Abstract: In recent decades stochastic models have become an indispensable tool when analysing quantitative biological data, which are often subject to noise, both from intrinsic and extrinsic sources. Though such models generate richer, and perhaps more realistic, behaviour than their counterpart deterministic models, they are also inherently more difficult to study. Since exact solutions describing the dynamics of stochastic models are scarce, one is often forced to resort to simulation of these models using Monte Carlo methods, which are generally easy to implement. However, the output of such computational methods is itself subject to statistical error, and consequently it is often computationally demanding to get numerical predictions from stochastic models to a satisfactory degree of accuracy.
In this thesis we therefore consider methods that improve the efficiency of stochastic simulation algorithms, specifically in the context of well-mixed chemical reaction network models. We primarily achieve this by utilising variance reduction techniques to reduce statistical error in the outputs of simulation algorithms without incurring extra computational costs. In particular, as our key contribution, we study three different ideas leading to more efficient simulation approaches.
Firstly, we derive an efficient implementation of the uniformisation technique for continuous-time Markov chain models. Using stratified sampling we can leverage the extra structure in a uniformised chemical reaction network to subsequently produce a more efficient simulation method. In addition we show how to use the uniformisation technique to reduce statistical error via what is effectively a low-pass filter.
Secondly, we study the synthesis of quasi-Monte Carlo methodology with simulation methods for chemical reaction network models.
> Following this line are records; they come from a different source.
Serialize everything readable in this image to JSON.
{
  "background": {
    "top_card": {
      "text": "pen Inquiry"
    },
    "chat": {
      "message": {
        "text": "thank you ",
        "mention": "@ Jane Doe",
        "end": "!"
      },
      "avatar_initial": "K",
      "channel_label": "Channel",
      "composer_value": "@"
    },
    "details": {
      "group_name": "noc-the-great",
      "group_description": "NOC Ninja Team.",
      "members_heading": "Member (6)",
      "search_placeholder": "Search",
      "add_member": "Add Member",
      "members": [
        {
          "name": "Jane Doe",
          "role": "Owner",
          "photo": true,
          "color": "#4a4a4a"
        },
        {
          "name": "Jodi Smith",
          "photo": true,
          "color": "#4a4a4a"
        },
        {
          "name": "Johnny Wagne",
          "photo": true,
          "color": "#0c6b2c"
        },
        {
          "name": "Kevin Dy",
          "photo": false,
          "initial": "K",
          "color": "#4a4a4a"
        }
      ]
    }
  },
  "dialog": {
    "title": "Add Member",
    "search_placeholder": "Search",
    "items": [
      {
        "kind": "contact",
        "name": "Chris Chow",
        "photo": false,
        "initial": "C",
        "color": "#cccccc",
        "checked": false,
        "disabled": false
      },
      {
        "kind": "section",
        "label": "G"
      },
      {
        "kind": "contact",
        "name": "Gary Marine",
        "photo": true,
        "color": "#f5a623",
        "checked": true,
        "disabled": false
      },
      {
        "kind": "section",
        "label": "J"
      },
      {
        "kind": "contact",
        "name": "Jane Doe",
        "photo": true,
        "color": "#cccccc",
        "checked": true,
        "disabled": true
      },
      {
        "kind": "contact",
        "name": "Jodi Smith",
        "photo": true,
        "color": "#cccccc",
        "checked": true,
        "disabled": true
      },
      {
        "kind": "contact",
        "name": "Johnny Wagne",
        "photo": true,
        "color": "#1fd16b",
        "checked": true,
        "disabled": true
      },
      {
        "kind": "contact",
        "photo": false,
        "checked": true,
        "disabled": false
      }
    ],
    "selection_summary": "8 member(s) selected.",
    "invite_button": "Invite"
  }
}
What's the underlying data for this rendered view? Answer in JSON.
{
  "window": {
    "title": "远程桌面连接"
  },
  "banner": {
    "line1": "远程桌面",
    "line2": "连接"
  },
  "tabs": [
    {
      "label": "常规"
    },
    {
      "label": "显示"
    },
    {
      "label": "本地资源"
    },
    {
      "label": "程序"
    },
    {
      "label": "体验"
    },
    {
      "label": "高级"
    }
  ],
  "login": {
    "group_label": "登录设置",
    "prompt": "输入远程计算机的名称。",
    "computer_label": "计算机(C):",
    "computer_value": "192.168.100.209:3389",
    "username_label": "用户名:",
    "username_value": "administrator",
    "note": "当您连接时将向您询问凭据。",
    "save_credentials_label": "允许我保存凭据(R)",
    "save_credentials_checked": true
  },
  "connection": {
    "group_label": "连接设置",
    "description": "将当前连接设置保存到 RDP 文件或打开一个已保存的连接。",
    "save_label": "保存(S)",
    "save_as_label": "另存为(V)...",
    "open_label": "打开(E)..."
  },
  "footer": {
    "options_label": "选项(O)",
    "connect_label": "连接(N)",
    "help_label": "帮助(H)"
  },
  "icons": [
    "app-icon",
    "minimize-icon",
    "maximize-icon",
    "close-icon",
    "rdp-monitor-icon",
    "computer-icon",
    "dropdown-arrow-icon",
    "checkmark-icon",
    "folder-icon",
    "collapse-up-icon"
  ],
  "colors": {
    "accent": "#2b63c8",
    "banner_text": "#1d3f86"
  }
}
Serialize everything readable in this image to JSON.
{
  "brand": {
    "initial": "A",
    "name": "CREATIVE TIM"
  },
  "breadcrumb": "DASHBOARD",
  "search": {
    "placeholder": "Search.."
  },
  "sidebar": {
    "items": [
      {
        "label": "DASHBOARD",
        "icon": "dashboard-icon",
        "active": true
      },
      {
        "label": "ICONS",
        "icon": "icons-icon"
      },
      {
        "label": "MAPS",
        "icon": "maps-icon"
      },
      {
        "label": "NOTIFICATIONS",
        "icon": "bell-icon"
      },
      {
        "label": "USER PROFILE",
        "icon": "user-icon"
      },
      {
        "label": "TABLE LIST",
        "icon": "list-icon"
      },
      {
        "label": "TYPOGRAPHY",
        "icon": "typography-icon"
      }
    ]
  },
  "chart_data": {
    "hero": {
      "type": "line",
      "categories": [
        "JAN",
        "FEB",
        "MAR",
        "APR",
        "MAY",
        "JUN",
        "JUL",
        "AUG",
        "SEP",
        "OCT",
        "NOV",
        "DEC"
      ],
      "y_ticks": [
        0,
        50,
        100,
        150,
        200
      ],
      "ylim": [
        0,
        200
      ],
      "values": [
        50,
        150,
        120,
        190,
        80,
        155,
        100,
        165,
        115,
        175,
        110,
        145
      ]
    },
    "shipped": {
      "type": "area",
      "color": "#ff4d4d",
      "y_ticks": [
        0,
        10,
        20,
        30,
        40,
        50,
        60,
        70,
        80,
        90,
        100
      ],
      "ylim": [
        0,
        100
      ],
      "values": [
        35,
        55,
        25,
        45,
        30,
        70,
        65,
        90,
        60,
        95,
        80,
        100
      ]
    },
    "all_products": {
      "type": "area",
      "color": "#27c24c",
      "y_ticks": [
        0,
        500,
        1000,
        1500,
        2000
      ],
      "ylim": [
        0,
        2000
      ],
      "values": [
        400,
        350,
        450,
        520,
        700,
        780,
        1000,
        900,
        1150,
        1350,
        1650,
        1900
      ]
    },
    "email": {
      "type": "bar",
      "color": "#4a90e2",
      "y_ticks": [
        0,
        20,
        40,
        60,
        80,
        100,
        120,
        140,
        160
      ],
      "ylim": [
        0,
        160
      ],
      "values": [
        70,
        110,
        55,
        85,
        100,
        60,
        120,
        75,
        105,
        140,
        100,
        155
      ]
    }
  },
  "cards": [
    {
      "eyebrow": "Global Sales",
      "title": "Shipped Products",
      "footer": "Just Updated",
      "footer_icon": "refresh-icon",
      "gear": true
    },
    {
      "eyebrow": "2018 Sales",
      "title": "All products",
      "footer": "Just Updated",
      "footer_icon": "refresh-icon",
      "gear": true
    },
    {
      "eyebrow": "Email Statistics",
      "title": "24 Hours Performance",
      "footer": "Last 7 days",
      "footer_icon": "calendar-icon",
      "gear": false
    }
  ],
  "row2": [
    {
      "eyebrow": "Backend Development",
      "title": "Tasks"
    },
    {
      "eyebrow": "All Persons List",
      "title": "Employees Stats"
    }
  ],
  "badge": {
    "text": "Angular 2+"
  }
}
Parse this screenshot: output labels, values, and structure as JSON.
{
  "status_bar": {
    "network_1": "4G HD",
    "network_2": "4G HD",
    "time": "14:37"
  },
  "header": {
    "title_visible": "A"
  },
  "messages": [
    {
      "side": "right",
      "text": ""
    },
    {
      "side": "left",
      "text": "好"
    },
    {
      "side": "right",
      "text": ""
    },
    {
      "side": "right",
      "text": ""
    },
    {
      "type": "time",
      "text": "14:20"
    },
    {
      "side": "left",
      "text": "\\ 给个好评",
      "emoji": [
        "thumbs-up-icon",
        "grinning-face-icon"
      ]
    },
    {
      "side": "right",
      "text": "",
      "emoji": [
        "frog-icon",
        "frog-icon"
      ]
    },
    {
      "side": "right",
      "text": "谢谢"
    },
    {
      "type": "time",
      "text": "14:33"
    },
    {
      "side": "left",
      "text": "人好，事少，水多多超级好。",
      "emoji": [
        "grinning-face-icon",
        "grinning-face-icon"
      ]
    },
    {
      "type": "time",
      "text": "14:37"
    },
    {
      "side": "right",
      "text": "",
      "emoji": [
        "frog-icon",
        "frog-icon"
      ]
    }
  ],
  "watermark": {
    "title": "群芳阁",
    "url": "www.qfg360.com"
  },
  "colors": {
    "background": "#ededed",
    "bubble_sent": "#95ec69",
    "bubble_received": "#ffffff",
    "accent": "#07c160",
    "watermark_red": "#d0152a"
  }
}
Whilst such methods can significantly improve efficiency, we show that, due to the problem structure of chemical reaction network models, care must be taken in the specific implementation choices, both regarding the quasi-Monte Carlo techniques and simulation methods.
Lastly, we provide a significantly improved method for generating unit-rate Poisson processes via Poisson bridge constructions in combination with antithetic sampling. This method is subsequently used to improve the efficiency of standard simulation algorithms for chemical reaction networks.